Andi Cori Fattahudin yang mencalonkan diri melalui partai Hati Nurani Rakyat (HANURA) tersebut langsung sigap mempasilitasi pertemuan antara orang tua murid bersama Kadisdik Kepri M Dali, dan juga Wagub Kepri Isdianto guna membahas mengenai prihal itu.

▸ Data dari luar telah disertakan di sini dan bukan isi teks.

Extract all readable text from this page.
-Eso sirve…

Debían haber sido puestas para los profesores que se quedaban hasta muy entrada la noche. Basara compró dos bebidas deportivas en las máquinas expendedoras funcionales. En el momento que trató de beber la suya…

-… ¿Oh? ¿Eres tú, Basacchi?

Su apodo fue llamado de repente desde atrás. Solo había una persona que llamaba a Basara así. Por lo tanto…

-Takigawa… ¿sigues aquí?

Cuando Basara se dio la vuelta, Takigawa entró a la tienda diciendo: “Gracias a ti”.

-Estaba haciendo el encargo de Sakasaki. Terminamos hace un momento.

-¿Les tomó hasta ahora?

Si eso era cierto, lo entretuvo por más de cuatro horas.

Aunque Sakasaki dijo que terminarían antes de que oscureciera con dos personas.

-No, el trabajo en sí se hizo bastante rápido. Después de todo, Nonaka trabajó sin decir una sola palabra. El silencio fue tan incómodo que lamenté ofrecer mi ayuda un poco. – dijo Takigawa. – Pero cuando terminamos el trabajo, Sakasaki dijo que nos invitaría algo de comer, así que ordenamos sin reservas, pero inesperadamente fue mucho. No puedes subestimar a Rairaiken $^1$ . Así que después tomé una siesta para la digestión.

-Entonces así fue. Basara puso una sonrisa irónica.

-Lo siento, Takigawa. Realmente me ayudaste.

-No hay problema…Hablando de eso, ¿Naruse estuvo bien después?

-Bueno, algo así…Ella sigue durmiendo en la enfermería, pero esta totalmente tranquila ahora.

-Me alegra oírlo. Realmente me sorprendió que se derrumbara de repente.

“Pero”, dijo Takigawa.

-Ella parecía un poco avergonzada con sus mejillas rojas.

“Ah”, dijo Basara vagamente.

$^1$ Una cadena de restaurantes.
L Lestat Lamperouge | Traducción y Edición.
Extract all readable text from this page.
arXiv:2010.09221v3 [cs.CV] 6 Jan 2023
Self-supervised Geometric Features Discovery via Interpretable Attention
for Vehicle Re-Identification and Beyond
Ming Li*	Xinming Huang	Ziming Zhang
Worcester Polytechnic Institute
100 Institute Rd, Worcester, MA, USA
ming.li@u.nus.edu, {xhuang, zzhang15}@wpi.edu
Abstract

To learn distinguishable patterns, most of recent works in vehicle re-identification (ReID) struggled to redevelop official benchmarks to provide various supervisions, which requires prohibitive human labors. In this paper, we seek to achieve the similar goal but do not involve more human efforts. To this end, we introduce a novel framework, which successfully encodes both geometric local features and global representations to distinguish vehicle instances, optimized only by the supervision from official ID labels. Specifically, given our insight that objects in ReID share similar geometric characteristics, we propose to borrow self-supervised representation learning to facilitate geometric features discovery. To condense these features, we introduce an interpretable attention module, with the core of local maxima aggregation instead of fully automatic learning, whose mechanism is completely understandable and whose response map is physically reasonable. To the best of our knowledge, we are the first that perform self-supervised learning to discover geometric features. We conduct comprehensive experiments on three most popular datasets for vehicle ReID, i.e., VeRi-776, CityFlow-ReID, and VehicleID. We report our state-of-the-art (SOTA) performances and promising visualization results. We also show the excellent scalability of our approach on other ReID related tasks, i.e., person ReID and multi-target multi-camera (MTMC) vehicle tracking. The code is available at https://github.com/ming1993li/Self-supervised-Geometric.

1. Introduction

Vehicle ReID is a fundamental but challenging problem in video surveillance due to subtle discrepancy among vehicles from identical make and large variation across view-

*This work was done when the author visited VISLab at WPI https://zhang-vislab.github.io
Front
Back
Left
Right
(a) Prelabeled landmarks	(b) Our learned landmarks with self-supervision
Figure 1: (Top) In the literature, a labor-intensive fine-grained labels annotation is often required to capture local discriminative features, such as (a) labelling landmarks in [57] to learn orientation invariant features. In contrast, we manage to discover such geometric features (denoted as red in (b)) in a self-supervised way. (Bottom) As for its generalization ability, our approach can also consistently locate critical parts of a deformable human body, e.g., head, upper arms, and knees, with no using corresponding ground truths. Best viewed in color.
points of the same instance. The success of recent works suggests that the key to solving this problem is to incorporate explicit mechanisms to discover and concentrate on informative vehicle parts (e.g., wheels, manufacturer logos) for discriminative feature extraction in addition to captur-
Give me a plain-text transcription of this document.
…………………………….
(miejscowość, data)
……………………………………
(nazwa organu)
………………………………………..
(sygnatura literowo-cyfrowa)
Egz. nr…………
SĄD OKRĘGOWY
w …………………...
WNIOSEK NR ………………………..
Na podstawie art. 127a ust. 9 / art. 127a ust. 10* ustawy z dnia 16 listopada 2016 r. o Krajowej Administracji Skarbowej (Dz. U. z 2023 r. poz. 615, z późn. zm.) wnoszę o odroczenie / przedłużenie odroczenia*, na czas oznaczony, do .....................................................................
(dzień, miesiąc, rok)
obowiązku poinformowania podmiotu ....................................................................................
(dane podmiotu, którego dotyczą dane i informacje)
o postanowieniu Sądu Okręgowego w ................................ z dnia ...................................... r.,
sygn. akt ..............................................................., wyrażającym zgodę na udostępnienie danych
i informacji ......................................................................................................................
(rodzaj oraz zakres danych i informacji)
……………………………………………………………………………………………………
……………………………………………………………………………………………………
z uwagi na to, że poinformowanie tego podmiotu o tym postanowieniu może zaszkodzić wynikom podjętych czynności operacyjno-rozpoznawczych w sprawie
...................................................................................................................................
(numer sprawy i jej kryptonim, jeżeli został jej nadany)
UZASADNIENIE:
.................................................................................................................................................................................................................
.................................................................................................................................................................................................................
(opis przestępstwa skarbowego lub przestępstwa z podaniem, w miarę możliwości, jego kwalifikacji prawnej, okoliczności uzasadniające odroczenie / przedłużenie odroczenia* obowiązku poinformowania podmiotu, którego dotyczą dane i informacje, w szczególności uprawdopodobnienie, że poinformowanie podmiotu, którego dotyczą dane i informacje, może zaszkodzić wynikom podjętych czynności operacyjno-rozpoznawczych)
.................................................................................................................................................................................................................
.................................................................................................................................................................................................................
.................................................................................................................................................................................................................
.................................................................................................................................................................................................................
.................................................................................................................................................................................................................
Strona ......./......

M Dali, menyebutkan aplikasi yang digunakan boleh panitia penerimaan siswa baru SMA sederajat Kepri, tak hebat. Karena, sebelum diterapkan tidak diuji publik.
“Bagaimana bisa siswa mendaftar di SMK tapi lulusnya di SMA. Kasus lainnya, sejumlah siswa yang nilainya lebih tinggi ditolak masuk di SMAN 1 dan SMAN 2 Tanjungpinang. Sedangkan yang nilainya rendah malah diterima,” kata dia di rumah Aspirasi sementara Andi Cori Fattahudin JL Raja Haji Fisabilillah, Km.8, Rabu (11/07).
Wagub Kepri Isdianto, memberikan solusi dengan cara menambah ruang kelas baru di dua sekolah tersebut, dengan catatan penambahan itu sesuai ketentuan dan aturan yang berlaku. Khusus untuk dugaan adanya permainan di penerimaan ini, Isdianto minta diselelidiki.
“Kalau ada permainan akan terlihat dan pasti akan ditindak,” kata Isdianto menjawab keluhan sejumlah orang tua murid.
Setelah, Lanjut Andi Cori Fattahudin, mendengarkan dan menerima laporan langsung, dirinya menegaskan akan melaporkan kejadian ini ke Pihak kepolisian.
“Untuk menindaklanjuti adanya indikasi kecurangan dan permainan yang dilakukan oleh oknum sekolah dalam PPDB online ini, jika perlu kita akan laporkan kepada pihak kepolisian,” pungkasnya.